NVIDIA T4 VS NVIDIA Tesla V100S

Choosing between **T4** and **V100S** depends on your specific AI workload requirements. The **V100S** leads in both memory capacity and raw compute power, making it a stronger choice for high-end LLM training. Currently, you can rent these GPUs starting from **$0.11/h** and **$0.88/h** respectively across 11 providers.

NVIDIA

T4

VRAM 16GB
FP32 8.1 TFLOPS
TDP 70W
From $0.11/h 10 providers
NVIDIA

V100S

VRAM 32GB
FP32 16.4 TFLOPS
TDP 250W
From $0.88/h 1 providers

📊 Detailed Specifications Comparison

Specification T4 V100S Difference
Architecture & Design
Architecture Turing Volta -
Process Node 12nm 12nm -
Target Market datacenter datacenter -
Form Factor Single-slot PCIe Dual-slot PCIe -
Memory & Bandwidth
VRAM Capacity 16GB 32GB -50%
Memory Type GDDR6 HBM2 -
Memory Bandwidth 320 GB/s 1.1 TB/s -72%
Memory Bus Width 256-bit 4096-bit -
Compute Infrastructure
CUDA Cores 2,560 5,120 -50%
Tensor Cores (AI) 320 N/A
AI & Compute Performance (TFLOPS)
FP32 (Single Precision) 8.1 TFLOPS 16.4 TFLOPS -51%
FP16 (Half Precision) 65 TFLOPS N/A
Power & Efficiency
TDP (Thermal Design Power) 70W 250W -72%
PCIe Interface PCIe 3.0 x16 PCIe 3.0 x16 -

🎯 Use Case Recommendations

🧠

LLM & Large Model Training

NVIDIA T4

Higher VRAM capacity and memory bandwidth are critical for training large language models. The V100S offers 32GB compared to 16GB.

AI Inference

NVIDIA T4

For inference workloads, performance per watt matters most. Consider the balance between FP16/INT8 throughput and power consumption.

💰

Budget-Conscious Choice

NVIDIA T4

Based on current cloud pricing, the T4 starts at a lower hourly rate.

Automated Comparison

Technical Deep Dive: T4 vs V100S

This is a generational comparison within the NVIDIA ecosystem, pitting Turing against Volta. The V100S has a significant **16GB VRAM advantage**, which is crucial for training massive datasets or large language models. From a cost perspective, the **T4** is currently about **88% cheaper** per hour, offering better value for budget-conscious projects.

NVIDIA T4 is Best For:

  • AI inference
  • Video transcoding
  • Large model training

NVIDIA Tesla V100S is Best For:

  • HPC
  • Scientific computing
  • Legacy architectures

Frequently Asked Questions

Which GPU is better for AI training: T4 or V100S?
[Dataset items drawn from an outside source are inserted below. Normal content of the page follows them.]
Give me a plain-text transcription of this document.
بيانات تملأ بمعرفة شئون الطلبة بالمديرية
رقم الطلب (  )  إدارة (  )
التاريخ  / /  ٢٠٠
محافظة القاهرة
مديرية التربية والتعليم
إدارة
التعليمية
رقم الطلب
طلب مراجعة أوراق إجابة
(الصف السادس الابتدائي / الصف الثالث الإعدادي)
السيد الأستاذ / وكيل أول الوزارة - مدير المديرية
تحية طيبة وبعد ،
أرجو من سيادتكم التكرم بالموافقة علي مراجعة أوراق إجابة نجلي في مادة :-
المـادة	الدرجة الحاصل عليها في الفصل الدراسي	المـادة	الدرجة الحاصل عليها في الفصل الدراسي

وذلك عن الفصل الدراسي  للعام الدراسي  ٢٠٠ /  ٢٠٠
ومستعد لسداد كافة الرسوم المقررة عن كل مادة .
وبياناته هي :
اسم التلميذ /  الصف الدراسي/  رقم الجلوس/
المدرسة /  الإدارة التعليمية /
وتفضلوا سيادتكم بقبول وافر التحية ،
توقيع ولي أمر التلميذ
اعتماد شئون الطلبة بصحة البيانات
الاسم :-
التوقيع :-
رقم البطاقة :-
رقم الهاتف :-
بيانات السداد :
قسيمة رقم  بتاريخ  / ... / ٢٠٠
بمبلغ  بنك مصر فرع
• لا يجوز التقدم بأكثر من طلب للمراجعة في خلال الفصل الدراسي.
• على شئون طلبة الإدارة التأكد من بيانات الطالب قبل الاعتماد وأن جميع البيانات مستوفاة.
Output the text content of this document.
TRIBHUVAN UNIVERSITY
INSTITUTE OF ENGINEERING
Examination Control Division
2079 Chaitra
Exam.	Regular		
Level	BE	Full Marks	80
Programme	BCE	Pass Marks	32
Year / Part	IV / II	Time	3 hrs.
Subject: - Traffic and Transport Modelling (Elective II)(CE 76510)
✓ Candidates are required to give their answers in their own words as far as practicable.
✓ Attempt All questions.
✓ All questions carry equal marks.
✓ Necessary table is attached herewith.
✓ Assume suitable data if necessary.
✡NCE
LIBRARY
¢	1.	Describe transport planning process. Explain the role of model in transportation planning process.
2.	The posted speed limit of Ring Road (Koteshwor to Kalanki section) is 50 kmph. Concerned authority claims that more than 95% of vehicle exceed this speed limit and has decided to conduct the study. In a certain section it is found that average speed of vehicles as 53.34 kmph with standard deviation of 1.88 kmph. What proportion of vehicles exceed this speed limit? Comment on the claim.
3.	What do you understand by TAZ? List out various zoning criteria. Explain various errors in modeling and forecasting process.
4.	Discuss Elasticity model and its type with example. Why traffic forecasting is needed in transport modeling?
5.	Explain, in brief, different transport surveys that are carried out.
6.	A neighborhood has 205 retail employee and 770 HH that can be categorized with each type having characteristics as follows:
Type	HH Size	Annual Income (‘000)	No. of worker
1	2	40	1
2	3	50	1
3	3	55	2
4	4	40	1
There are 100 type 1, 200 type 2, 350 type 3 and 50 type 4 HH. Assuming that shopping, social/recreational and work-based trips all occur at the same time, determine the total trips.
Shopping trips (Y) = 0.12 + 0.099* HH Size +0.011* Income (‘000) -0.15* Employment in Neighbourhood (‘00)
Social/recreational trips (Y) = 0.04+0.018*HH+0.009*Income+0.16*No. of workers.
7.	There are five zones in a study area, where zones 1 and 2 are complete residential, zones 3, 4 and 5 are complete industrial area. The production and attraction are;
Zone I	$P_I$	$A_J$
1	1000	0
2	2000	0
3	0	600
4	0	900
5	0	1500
For AI training, the key factors are VRAM size, memory bandwidth, and tensor core performance. The T4 offers 16GB of GDDR6 memory with 320 GB/s bandwidth, while the V100S provides 32GB of HBM2 with 1.1 TB/s bandwidth. For larger models, the V100S's higher VRAM capacity gives it an advantage.

What is the price difference between T4 and V100S in the cloud?

Cloud GPU rental prices vary by provider and region. Based on our data, T4 starts at $0.11/hour while V100S starts at $0.88/hour. This represents a 88% price difference.

Can I use V100S instead of T4 for my workload?

It depends on your specific requirements. If your model fits within 32GB of VRAM and you don't need the additional throughput of the T4, the V100S can be a cost-effective alternative. However, for workloads requiring maximum memory capacity or multi-GPU scaling, the T4's architecture may be essential.

Ready to rent a GPU?

Compare live pricing across 50+ cloud providers and find the best deal.